Twitter Has Made Me a Better Man

Twitter Has Made Me a Better Man January 23, 2017

We like, sometimes, to imagine we are suited to life alone. We like to think we can press on and get things done with no help, and certainly no interference, from anyone else. Our culture encourages this. Modern people tend to regard themselves as individuals who happen to live in proximity to other individuals. Ours is an atomized society where connection is rare, temporary and, more often than not, shallow.

This arrangement hurts us all, but affects men perhaps especially strongly. Men have a hard time creating friendships in our culture. Normally, this is chalked up to men’s lack of emotion and a tendency to isolate ourselves. Those factors may have something to do with it, but there are deeper reasons. One is that our culture has made many men unsuitable for real friendship.

Most men, devoid of any real life role models, have, it appears, taken to trying to live out the stereotypes of men they see in media.  Most actively seem to desire to make themselves into caricatures of men, obsessed with sports, sex and stupidity, dedicated to perpetual adolescence and full of ego.

When the majority of men have succumbed to such brainwashing, it’s no wonder that deep, mutually beneficial friendships between us don’t flourish. What can friendship mean to such men, except that he has a series of interchangeable others with whom he can discuss his all-consuming obsessions?

If you are a man who dissents from the mainstream approach to life, who is interested in improving his lot, in leading his wife and children, and in being more than a mindless worker and consumer, good luck finding like-minded men. For guys like us, most social circles are barren fields producing little fruit.

None of this is good. Men are meant to have friends, brothers. Men improve one another when we band together. We cause one another to grow stronger. When you realize this, you begin to wonder if those in charge, those who have propagated the man-boy stereotypes that now dominate, have a reason to want to make it hard for men to strengthen one another.

I have found a dearth of men who are capable of this kind of symbiotic friendship wherever I have lived.  For this reason, I am grateful to have stumbled into such a band of men digitally, mostly via Twitter.

It is fashionable now to mock the tendency for people to be always on their phones, constantly engaged with digital rather than physical realities. While I certainly agree with some of those criticisms, they tend to dismiss very important facts. For example, they overlook the fact that the people I know only virtually are among the most interesting people I know at all. In the past year and a half or so, Twitter  has been my source for inspiring and transforming conversations.

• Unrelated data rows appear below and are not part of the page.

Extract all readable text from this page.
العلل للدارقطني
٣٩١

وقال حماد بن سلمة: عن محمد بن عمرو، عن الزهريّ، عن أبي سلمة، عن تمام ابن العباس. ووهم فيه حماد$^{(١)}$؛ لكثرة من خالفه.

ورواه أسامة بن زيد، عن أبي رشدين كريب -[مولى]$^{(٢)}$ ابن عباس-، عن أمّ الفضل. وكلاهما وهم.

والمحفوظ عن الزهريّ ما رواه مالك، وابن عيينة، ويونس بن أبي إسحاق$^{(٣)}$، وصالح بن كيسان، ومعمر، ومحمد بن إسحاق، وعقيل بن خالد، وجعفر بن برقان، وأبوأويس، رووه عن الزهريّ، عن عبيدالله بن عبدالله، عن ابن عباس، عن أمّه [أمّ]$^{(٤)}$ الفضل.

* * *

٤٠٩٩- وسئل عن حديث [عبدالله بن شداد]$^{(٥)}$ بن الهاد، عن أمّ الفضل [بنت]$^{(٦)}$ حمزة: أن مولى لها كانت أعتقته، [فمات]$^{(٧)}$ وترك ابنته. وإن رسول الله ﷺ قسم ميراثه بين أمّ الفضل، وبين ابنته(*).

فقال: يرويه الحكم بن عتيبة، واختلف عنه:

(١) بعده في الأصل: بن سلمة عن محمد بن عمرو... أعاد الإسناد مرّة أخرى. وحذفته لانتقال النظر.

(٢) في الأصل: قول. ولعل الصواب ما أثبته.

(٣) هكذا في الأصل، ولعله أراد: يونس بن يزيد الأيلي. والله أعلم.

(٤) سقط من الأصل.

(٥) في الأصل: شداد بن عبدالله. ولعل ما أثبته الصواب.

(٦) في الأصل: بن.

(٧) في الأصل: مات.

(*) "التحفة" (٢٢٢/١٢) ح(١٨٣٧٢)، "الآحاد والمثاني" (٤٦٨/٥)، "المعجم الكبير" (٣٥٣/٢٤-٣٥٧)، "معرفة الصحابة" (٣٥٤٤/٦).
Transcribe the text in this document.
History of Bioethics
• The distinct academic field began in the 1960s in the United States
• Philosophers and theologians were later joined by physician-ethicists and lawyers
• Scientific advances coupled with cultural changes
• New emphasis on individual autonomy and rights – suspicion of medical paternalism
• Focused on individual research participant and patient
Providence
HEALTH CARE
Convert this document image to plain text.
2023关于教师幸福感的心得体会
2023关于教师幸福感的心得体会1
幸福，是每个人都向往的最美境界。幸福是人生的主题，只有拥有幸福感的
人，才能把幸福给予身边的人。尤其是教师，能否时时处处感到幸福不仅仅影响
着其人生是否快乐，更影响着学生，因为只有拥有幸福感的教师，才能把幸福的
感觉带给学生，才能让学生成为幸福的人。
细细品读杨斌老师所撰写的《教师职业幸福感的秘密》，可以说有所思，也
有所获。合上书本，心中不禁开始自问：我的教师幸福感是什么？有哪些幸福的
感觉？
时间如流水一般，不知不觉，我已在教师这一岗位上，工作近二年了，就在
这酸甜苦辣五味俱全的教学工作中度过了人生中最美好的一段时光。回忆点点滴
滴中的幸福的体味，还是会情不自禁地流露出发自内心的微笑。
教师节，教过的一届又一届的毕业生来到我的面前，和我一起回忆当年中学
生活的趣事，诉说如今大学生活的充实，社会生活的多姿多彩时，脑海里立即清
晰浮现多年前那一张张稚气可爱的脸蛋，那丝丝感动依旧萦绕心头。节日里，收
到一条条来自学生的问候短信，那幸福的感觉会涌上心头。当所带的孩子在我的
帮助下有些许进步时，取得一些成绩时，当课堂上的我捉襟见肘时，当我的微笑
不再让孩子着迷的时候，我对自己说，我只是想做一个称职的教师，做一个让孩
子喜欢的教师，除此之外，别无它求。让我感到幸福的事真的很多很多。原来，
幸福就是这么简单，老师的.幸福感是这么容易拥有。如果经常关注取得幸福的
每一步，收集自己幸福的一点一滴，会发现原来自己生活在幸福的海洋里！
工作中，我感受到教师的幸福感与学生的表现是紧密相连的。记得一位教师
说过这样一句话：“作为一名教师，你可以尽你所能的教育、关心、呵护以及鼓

I am a better man today than I was a year and a half  ago, in large part, due to my interactions online. Criticize all you want people who spend all their time on their phones, but for some of us, our devotion to online relationships is itself a criticism of the larger culture which has made real, transformative relationships, especially among men, almost impossible to find elswhere.

Overfocusing on the digital aspect of these relationships is a mistake. People are spiritual beings. Our spirits are not hampered by physical limitations. Read enough of somebody’s tweets, and you can get a sense of their mind, their spirit. A kind of union quickly becomes possible.

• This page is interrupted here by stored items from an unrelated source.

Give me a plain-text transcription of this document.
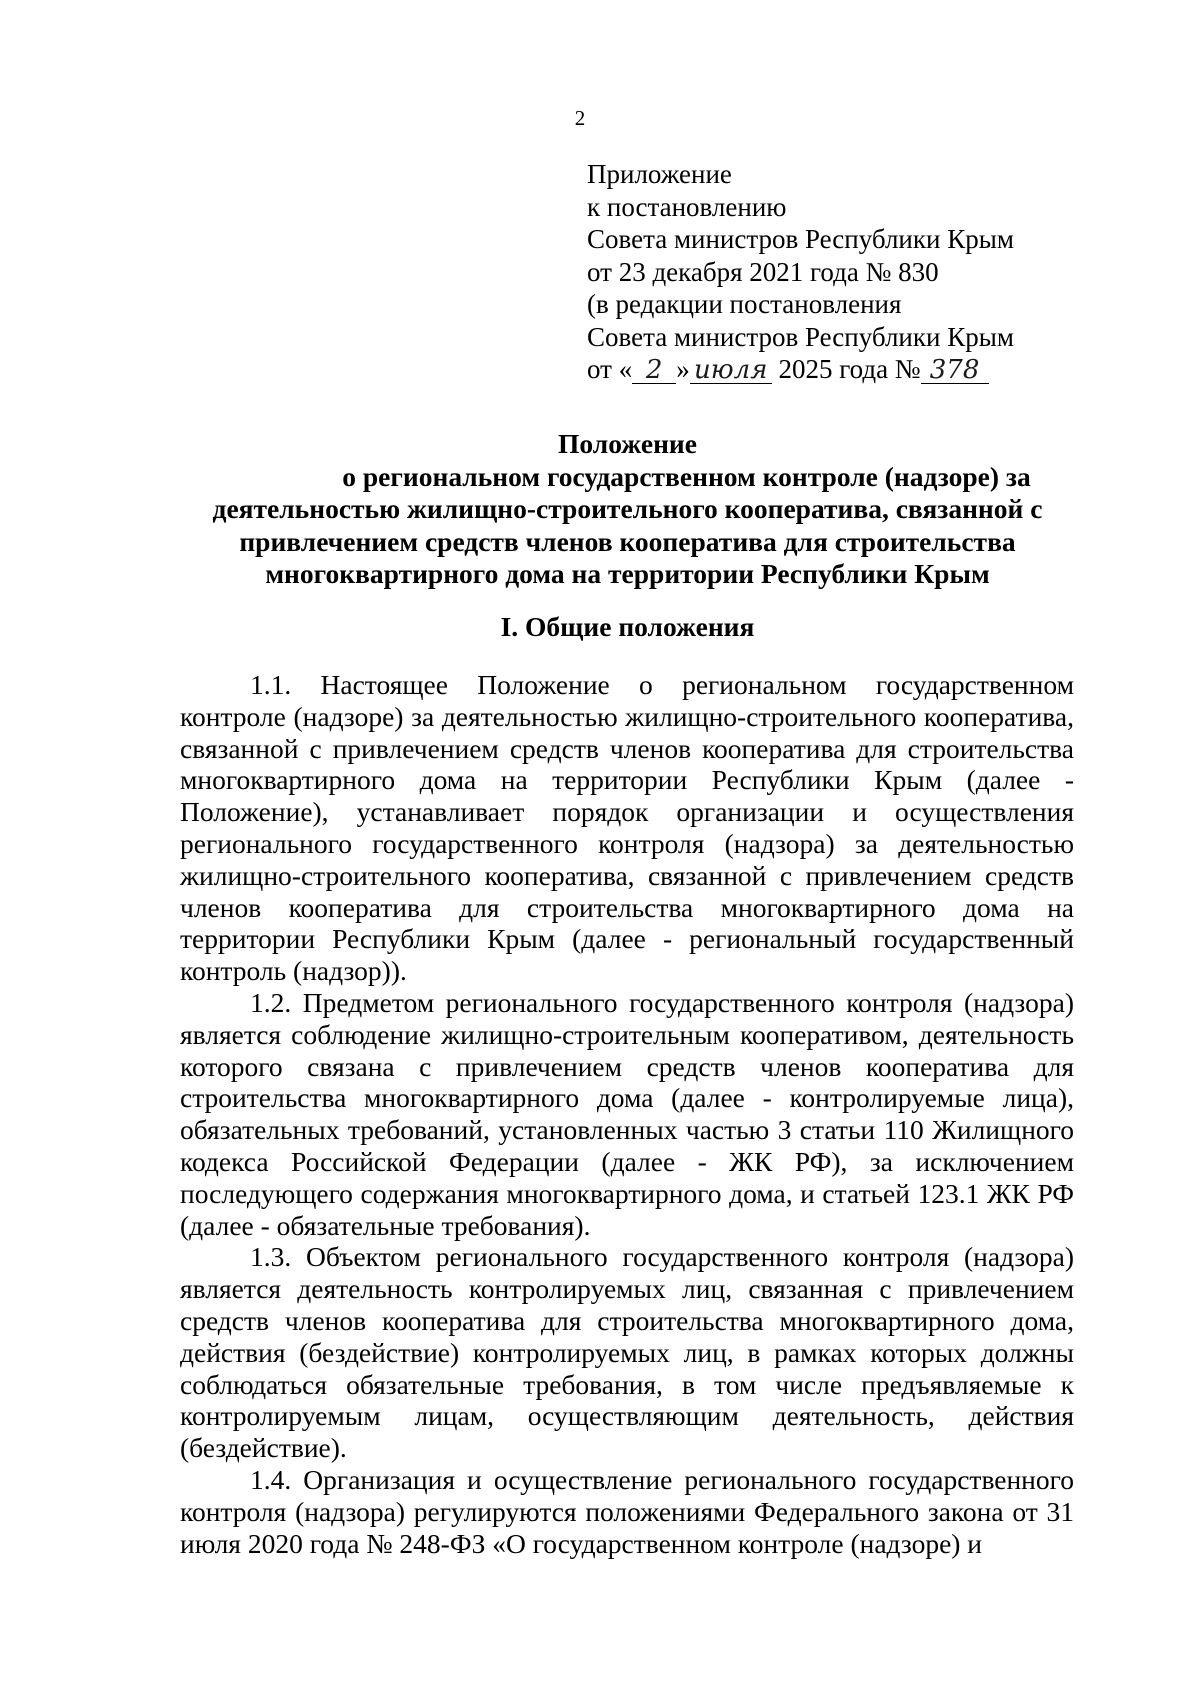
2
Приложение
к постановлению
Совета министров Республики Крым
от 23 декабря 2021 года № 830
(в редакции постановления
Совета министров Республики Крым
от « 2 » июля 2025 года № 378
Положение
о региональном государственном контроле (надзоре) за
деятельностью жилищно-строительного кооператива, связанной с
привлечением средств членов кооператива для строительства
многоквартирного дома на территории Республики Крым
I. Общие положения

1.1. Настоящее Положение о региональном государственном контроле (надзоре) за деятельностью жилищно-строительного кооператива, связанной с привлечением средств членов кооператива для строительства многоквартирного дома на территории Республики Крым (далее - Положение), устанавливает порядок организации и осуществления регионального государственного контроля (надзора) за деятельностью жилищно-строительного кооператива, связанной с привлечением средств членов кооператива для строительства многоквартирного дома на территории Республики Крым (далее - региональный государственный контроль (надзор)).

1.2. Предметом регионального государственного контроля (надзора) является соблюдение жилищно-строительным кооперативом, деятельность которого связана с привлечением средств членов кооператива для строительства многоквартирного дома (далее - контролируемые лица), обязательных требований, установленных частью 3 статьи 110 Жилищного кодекса Российской Федерации (далее - ЖК РФ), за исключением последующего содержания многоквартирного дома, и статьей 123.1 ЖК РФ (далее - обязательные требования).

1.3. Объектом регионального государственного контроля (надзора) является деятельность контролируемых лиц, связанная с привлечением средств членов кооператива для строительства многоквартирного дома, действия (бездействие) контролируемых лиц, в рамках которых должны соблюдаться обязательные требования, в том числе предъявляемые к контролируемым лицам, осуществляющим деятельность, действия (бездействие).

1.4. Организация и осуществление регионального государственного контроля (надзора) регулируются положениями Федерального закона от 31 июля 2020 года № 248-ФЗ «О государственном контроле (надзоре) и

This is an uncontroversial thing to say about the authors of books. Everyone knows that even old books remain relevant and engaging if they present access to the mind and spirit of their authors. Even time is not an obstacle to such union and conversation. As with books, so with tweets.

A lot of the guys I’ve met on Twitter have take up residence in my mind. I think about their words. I speak back. More than once, I have felt my discipline slacking, found myself on the precipice of some counterproductive decision and thought, “What would the guys on Twitter say?”, and thus saved myself, at least for that moment, from a misstep.

Men, when we have the chance to form real relationships with other men of quality, sharpen each other. We live in a time where men of quality are not easily found. Yet, our inward need for a clan of others pursuing the same ends has drawn us together online. The beginnings of these friendships may have been digital, but the results are flesh and blood.

Real life relationships improve, character gets burnished, stuff get done when men find a way to encourage each other even across vast distances. When that happens, things get better, and that, my friends, is the ultimate proof of the power of a really good tweet.